Il passa mentalement en revue les hôtes de la Maison. « Amanda Ricker ? ou Jeff Kellogg ? »
Ce n’était ni l’un ni l’autre.
« Si tu peux venir, fais vite, dit Claudette. Tant qu’il est encore conscient. » Elle hésita. « Il te demande.
— J’arrive. » Mais si c’est aussi grave que tu le dis, il risque d’être déjà parti quand j’arriverai. Dan coupa la communication. « Il faut que j’y aille, ma puce.
— Même si c’est pas ton ami. Même si tu l’aimes même pas. » Abra était pensive.
« Eh oui, même si.
— Comment il s’appelle ? J’ai pas capté son nom. »
(Fred Carling)
Puis il la prit dans ses bras et la serra, fort-fort-fort. Abra en fit de même.
« J’essaierai, dit-elle. J’essaierai vraiment.
— Je sais que tu le feras, dit-il. Je le sais. Je t’aime très fort, Abra.
— Je suis contente. »
Quand il arriva quarante-cinq minutes plus tard, Claudette était dans le bureau des infirmières. Il lui posa la question qu’il avait déjà posée des dizaines de fois auparavant: « Il est toujours avec nous ? » Comme s’il s’agissait d’une excursion en bus.
« À peine.
— Conscient ? »
Elle secoua la main. « Un coup oui, un coup non.
— Azzie ?
— Il a été un moment avec lui puis il s’est éclipsé quand le Dr Emerson est arrivé. Emerson n’y est plus maintenant, il est passé voir Amanda Ricker. Azzie y est retourné dès qu’il est parti.

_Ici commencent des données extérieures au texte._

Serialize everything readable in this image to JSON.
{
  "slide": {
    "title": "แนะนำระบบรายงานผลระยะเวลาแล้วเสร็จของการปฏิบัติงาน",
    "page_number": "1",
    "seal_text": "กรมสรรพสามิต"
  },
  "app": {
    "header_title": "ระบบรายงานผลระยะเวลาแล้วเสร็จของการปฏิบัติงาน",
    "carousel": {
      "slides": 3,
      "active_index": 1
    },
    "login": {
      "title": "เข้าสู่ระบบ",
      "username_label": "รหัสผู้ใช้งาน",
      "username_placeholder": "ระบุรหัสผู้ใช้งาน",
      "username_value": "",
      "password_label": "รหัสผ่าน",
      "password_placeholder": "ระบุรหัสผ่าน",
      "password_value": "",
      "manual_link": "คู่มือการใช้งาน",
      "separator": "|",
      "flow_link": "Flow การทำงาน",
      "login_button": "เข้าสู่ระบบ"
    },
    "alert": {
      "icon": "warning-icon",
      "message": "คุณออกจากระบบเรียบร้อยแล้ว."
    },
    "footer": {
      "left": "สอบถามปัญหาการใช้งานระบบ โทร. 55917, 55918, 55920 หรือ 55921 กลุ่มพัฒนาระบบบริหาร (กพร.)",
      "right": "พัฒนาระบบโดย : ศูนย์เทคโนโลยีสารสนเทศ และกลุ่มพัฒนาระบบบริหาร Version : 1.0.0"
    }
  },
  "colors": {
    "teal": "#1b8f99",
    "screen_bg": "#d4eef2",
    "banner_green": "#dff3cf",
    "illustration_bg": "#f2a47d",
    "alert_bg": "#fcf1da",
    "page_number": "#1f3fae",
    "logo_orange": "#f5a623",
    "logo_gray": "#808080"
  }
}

— Pas de transfert à l’hôpital ?
— Impossible pour le moment. Il y a eu un carambolage sur la 119 de l’autre côté de la frontière à Castle Rock. Plusieurs voitures en accordéon, de nombreux blessés. On a quatre ambulances là-bas, sans compter LifeFlight. Pour certains, aller à l’hôpital changera tout. Mais pour Fred… » Elle haussa les épaules.
« Que s’est-il passé ?
— Tu connais notre Fred… accro à la malbouffe. McDo est sa deuxième maison. Des fois, il regarde avant de traverser Cranmore Avenue, des fois, non. Il compte juste que les gens s’arrêtent pour le laisser passer. » Elle fronça le nez et tira la langue, comme un gosse qui vient de mettre un truc dégoûtant dans sa bouche. Des choux de Bruxelles, peut-être. « Cette arrogance. »
Dan connaissait les manies de Fred, et il connaissait l’arrogance.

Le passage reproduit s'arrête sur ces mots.